The cross-comparison between statistical models reveals how challenging it is to find a simple model with good performance in an oceanic region as heterogeneous as the SO. An explanation why our model performs better than the other two models predicting isoprene concentrations from other cruises may lay in the broader geographic span and wider chlorophyll-a range (Figure 5) of PEGASO and ACE together. The AMT cruises [15] reached a maximum southern latitude of 50${}^{\circ }$ S, without making any isoprene measurements in coastal areas or island blooms. Ooki et al. [13] pooled together Arctic and Antarctic data according to their SST despite the differences between the two regions in terms of phytoplankton taxa and environmental variables. Added to this need for a good data coverage of the SO, there is the difficulty of harmonizing the observations obtained from different cruises, methods, and operators. We compared models based on CHL-FLUO because this was available from PEGASO, TransPEGASO, ACE, KH-05-05, and the AMTs. On ANDREXII, however, chlorophyll-a concentrations were recorded with a sensor that had been calibrated against a solution prepared with pure chlorophyll-a. In the SO, Turner fluorometric measurements render CHL-FLUO concentrations that typically are more than twice the CHL-HPLC concentrations (Figure A2e), which can be considered close to pure chlorophyll-a. Therefore, the isoprene vs. chlorophyll-a slope of ANDREXII was higher than those of the other cruises, and it can be anticipated that, should CHL-FLUO had been available from that cruise too, our model validation would have given a better fit. Recently, Rodríguez-Ros et al. [43] developed a statistical model to estimate isoprene concentrations based on chlorophyll-a and sea surface temperature retrieved from satellite (MODIS Aqua) matchups to the isoprene observations. The advantage of this remote sensing approach is that it overcomes the aforementioned limitations of non-harmonized predictor data from diverse origins. Remote sensing has its own limitations, particularly in the cloudy SO, but it offers a promising alternative to studies based purely on field measurements.

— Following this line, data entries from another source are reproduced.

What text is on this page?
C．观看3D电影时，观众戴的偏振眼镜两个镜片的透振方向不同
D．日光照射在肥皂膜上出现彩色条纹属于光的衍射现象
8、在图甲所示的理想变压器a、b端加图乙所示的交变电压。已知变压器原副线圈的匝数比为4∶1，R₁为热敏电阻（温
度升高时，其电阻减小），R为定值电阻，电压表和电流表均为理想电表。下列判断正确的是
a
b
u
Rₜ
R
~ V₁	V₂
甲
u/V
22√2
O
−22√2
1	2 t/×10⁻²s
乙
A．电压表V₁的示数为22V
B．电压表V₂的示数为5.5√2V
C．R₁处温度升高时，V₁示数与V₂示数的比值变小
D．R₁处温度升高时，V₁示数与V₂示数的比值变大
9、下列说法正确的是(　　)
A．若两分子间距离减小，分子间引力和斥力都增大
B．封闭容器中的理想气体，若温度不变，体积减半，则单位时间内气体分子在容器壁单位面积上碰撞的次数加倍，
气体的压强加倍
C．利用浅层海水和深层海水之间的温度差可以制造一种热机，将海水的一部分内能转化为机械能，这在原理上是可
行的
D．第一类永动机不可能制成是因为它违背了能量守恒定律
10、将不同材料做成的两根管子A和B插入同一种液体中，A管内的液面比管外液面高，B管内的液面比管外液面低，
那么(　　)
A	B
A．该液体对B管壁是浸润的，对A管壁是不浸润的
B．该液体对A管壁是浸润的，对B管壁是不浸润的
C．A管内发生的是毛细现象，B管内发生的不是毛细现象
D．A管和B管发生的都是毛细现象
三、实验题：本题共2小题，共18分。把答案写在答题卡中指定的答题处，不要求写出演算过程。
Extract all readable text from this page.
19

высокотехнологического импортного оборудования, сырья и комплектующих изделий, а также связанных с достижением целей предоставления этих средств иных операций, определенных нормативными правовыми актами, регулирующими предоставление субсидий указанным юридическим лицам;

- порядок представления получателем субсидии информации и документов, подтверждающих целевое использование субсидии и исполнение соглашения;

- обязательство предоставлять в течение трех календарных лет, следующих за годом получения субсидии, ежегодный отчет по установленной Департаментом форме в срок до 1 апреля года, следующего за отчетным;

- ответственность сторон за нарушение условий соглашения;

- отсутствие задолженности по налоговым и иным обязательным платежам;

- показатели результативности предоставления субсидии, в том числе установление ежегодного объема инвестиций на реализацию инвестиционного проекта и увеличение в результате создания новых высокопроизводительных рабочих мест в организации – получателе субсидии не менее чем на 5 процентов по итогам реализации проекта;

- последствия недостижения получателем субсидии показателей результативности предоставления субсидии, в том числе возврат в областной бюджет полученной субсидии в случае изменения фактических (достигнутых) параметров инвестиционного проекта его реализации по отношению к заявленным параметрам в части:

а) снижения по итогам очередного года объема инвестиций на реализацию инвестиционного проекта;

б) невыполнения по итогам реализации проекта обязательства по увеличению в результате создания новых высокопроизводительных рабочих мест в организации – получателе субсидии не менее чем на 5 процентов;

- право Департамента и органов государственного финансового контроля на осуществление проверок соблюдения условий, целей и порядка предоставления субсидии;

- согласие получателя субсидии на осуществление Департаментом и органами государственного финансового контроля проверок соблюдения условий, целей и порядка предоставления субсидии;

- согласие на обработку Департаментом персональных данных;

In summary, our results support the idea that the complexity of the SO, with marked frontal zones and ephemeral or persistent presence of sea ice, land, and ice shelf coastlines, constitutes a challenge for ecological and biogeochemical model development of any kind [62], and particularly for trace gases. We have shown that, beyond an isoprene-rich band around 40${}^{\circ }$ S, there is a background of low isoprene concentrations (1–2 pM) on top of which local peaks occur in shelf, polynya, and coastal waters, and island-associated blooms where phytoplankton communities are not iron-limited [48,50,51]. Future efforts aiming to comprehensively describe isoprene distribution and cycling in the Southern Ocean should consist of a combination of the PEGASO and the ACE approaches, that is, a combination of measurements over the large low-productivity areas, across biological and physical boundaries [62] as well as targeting for contrasting upwelling and blooming spots at different statges of bloom development [63].